Proposed tax reform would provide estimated overall tax relief of $545 million
Gov. Pedro Pierluisi
By THE STAR STAFF
Gov. Pedro Pierluisi Urrutia announced on Monday a tax reform proposal that would provide tax relief to individuals and corporations of close to $545 million, and simplify tax structures.
The proposed legislation has yet to be introduced in the Legislature and would need the green light of the Financial Oversight and Management Board. Treasury Secretary Francisco Parés Alicea and Secretary of State Omar Marrero Díaz were present at the meeting. A study on the impact of the proposals is still pending.
“As I have expressed on several previous occasions, my vision for the future of Puerto Rico includes that our island be a jurisdiction with low taxes and easy compliance with tax liability, so that we can compete favorably with other states and territories, as well as with other parts of the world, by attracting population, commercial activity and capital investment,” the governor said. “Our proposal represents a step in the right direction to achieve a more equitable tax system for our residents. We are lowering the tax rates for citizens and companies that do business in Puerto Rico. Our island is very well on the way in its economic recovery, and the statistics clearly show it.”
The proposed reform would reduce the individual’s maximum rate paid to 30% from 33%, which is much lower than stateside.
“In addition, we are lowering to 24 percent the tax rate for people with incomes from $41,500 to $61,500 -- which today pay at a tax rate of 25 percent,” Pierluisi said. “This is important since, currently, the maximum tax rate of 33 percent is for people with incomes of $61,500 or more. The 24 percent rate will apply to income from $41,500 to $81,500, which could mean a seven percent reduction for some taxpayers and, consequently, a great tax relief for the working class who did not benefit from the Work Credit.”
Meanwhile, the 5% and 3% discounts established by Law 257-2018 and Law 40-2020, respectively, for taxpayers with income of $100,000 or less, remain unchanged. “Senior” taxpayers, or people 65 years of age or older, will have a $400 credit and thus the condition that they must exceed certain collection figures for payment of an additional $200.
The fiscal impact of the proposed tax changes to individual taxpayers is approximately $262.5 million.
The governor proposed simplifying taxes for corporations. Currently corporations are subject to a marginal tax rate of 37.5%, which is made up of a fixed normal tax rate of 18.5%, and an additional marginal tax rate up to 19%.
“Our proposal contemplates replacing the current combined regime with a much simpler and more progressive regime starting at a rate of 17 percent for companies with net income of up to $275,000,” the governor said. “For businesses with income from $275,001 to $3 million, a rate of 27 percent is proposed, which represents a reduction of 10.5 percent in the tax rate. Finally, those businesses with incomes greater than $3 million would be subject to a maximum rate of 33 percent.”

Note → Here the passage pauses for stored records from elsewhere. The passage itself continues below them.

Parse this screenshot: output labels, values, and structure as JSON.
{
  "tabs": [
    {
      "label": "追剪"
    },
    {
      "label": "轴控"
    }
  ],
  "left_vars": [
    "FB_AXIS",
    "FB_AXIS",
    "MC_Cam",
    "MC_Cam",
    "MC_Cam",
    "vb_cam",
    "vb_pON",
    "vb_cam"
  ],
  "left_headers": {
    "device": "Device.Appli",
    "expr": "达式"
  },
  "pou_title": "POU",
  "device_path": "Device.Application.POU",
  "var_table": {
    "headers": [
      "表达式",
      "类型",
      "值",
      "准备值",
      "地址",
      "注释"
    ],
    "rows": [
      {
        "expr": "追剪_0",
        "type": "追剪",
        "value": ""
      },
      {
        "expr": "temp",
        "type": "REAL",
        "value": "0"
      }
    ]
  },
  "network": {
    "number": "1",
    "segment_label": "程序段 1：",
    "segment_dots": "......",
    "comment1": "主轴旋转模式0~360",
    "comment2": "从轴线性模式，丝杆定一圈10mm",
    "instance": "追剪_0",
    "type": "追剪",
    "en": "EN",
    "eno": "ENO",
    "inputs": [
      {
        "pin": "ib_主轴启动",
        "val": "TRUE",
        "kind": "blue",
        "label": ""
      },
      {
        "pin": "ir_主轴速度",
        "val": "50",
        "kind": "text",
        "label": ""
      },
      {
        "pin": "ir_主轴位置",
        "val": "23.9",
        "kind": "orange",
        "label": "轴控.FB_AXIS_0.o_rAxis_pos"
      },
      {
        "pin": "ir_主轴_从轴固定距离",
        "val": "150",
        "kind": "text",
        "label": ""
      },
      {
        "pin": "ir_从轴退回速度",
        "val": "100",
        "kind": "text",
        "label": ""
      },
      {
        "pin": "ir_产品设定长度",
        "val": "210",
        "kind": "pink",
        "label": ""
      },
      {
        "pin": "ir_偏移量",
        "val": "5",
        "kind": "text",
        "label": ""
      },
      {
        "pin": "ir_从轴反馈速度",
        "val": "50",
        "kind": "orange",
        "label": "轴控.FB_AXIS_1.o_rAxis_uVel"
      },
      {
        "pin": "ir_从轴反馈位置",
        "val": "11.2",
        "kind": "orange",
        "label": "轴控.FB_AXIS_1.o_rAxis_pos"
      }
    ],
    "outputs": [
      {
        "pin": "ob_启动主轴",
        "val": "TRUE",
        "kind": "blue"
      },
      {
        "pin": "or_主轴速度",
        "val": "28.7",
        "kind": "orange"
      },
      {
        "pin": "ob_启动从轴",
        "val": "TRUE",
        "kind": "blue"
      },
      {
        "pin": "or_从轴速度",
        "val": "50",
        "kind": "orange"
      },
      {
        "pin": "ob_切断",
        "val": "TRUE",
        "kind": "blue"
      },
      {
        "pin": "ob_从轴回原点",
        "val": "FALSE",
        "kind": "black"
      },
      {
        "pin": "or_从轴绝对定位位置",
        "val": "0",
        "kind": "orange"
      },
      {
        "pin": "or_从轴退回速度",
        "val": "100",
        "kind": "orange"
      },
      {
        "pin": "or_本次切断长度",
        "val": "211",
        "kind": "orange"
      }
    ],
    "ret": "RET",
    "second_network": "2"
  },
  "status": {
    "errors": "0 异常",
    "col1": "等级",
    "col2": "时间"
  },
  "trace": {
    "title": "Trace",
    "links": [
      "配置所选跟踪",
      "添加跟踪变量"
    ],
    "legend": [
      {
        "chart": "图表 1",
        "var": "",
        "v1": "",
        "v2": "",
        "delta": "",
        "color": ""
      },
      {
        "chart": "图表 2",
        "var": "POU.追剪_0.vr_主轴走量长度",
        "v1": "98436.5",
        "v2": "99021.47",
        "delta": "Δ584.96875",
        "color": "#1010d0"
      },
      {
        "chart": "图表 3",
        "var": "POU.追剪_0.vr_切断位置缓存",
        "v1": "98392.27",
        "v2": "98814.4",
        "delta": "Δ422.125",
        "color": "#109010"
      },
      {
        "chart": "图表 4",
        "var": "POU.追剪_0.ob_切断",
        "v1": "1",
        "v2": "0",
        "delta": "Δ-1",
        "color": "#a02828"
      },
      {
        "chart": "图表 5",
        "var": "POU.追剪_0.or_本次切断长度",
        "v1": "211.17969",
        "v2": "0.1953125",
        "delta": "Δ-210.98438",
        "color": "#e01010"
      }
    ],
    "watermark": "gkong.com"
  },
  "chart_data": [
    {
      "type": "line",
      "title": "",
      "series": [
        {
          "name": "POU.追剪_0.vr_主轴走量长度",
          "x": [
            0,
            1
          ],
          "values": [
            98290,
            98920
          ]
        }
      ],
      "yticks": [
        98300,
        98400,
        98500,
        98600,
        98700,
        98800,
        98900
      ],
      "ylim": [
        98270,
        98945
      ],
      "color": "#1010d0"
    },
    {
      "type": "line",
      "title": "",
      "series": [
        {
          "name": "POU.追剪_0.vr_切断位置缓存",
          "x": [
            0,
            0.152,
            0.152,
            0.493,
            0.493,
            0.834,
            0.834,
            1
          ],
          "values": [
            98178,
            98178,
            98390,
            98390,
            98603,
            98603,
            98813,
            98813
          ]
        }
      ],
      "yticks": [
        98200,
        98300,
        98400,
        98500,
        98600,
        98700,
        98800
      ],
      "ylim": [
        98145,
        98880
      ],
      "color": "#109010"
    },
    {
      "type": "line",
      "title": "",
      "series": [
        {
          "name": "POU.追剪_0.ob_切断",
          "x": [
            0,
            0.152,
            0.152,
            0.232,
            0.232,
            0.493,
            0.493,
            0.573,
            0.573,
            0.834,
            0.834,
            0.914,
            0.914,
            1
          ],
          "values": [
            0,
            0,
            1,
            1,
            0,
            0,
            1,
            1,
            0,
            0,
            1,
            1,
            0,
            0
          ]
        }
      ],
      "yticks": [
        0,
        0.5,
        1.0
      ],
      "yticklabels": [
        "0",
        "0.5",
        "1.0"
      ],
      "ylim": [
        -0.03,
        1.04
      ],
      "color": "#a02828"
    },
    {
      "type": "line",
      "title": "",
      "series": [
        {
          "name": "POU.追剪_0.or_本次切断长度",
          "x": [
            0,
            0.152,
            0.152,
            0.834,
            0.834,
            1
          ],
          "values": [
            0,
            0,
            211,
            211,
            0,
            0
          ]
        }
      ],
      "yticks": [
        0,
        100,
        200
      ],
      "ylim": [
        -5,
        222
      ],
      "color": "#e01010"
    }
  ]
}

Pierluisi noted that out of a universe of 53,000 corporate taxpayers, only 27,411 (or 51.7%) have tax liability. He added that under this proposal, around 23,747 corporate taxpayers would pay at a maximum rate of 27%, which would be at a tax rate similar to the average at the national level.
“The maximum rate of 33 percent that we propose represents a reduction of 4.5 percent, compared to the current rate,” Pierluisi said. “But the maximum rate of 27 percent that would apply to small and midsize businesses represents a reduction of 10.5 percent compared to the current rate. These changes have an estimated fiscal impact of approximately $283 million.”
Regarding the sales and use tax, the reform proposes to eliminate the payment in the distribution chain (import and purchase of inventory for resale).
He claimed that the change would have the effect of eliminating the value added tax (VAT) features of the current system to achieve a pure sales tax system.
“This new exemption system proposes to establish an electronic mechanism for merchants to report their inventory sales to resellers and create a digital Exemption Certificate for merchants who import or purchase inventory for resale,” Pierluisi said.
Parés Alicea, meanwhile, discussed the results of the control efforts and actions to combat tax evasion that the government has carried out and how they are being perceived. He stressed that much remains to be improved to achieve a more equitable system and the latest proposal is a step in that direction.
The Treasury chief said the effectiveness of the measures to increase compliance has been reflected in the net revenues to the General Fund over the past five years, which have consistently exceeded the Fiscal Plan projections certified by the Financial Oversight and Management Board. The trend suggests that General Fund revenues will remain at a level similar to that of the past two fiscal years.
“Considering that the average excess in collections, compared to what was projected, is approximately $790 million, this tax relief will have the effect of redistributing the tax burden of individuals and corporations by more than $500 million,” Parés Alicea said.
The official added that the simplification measures that are being proposed are also the result of the work and recommendations of the Advisory Group to simplify and improve the tax system of Puerto Rico, created by the governor in October 2021.
The Financial Advisory Authority and Fiscal Agency and the Treasury Department are collaborating on the preparation of an economic study on the impact of the tax proposals.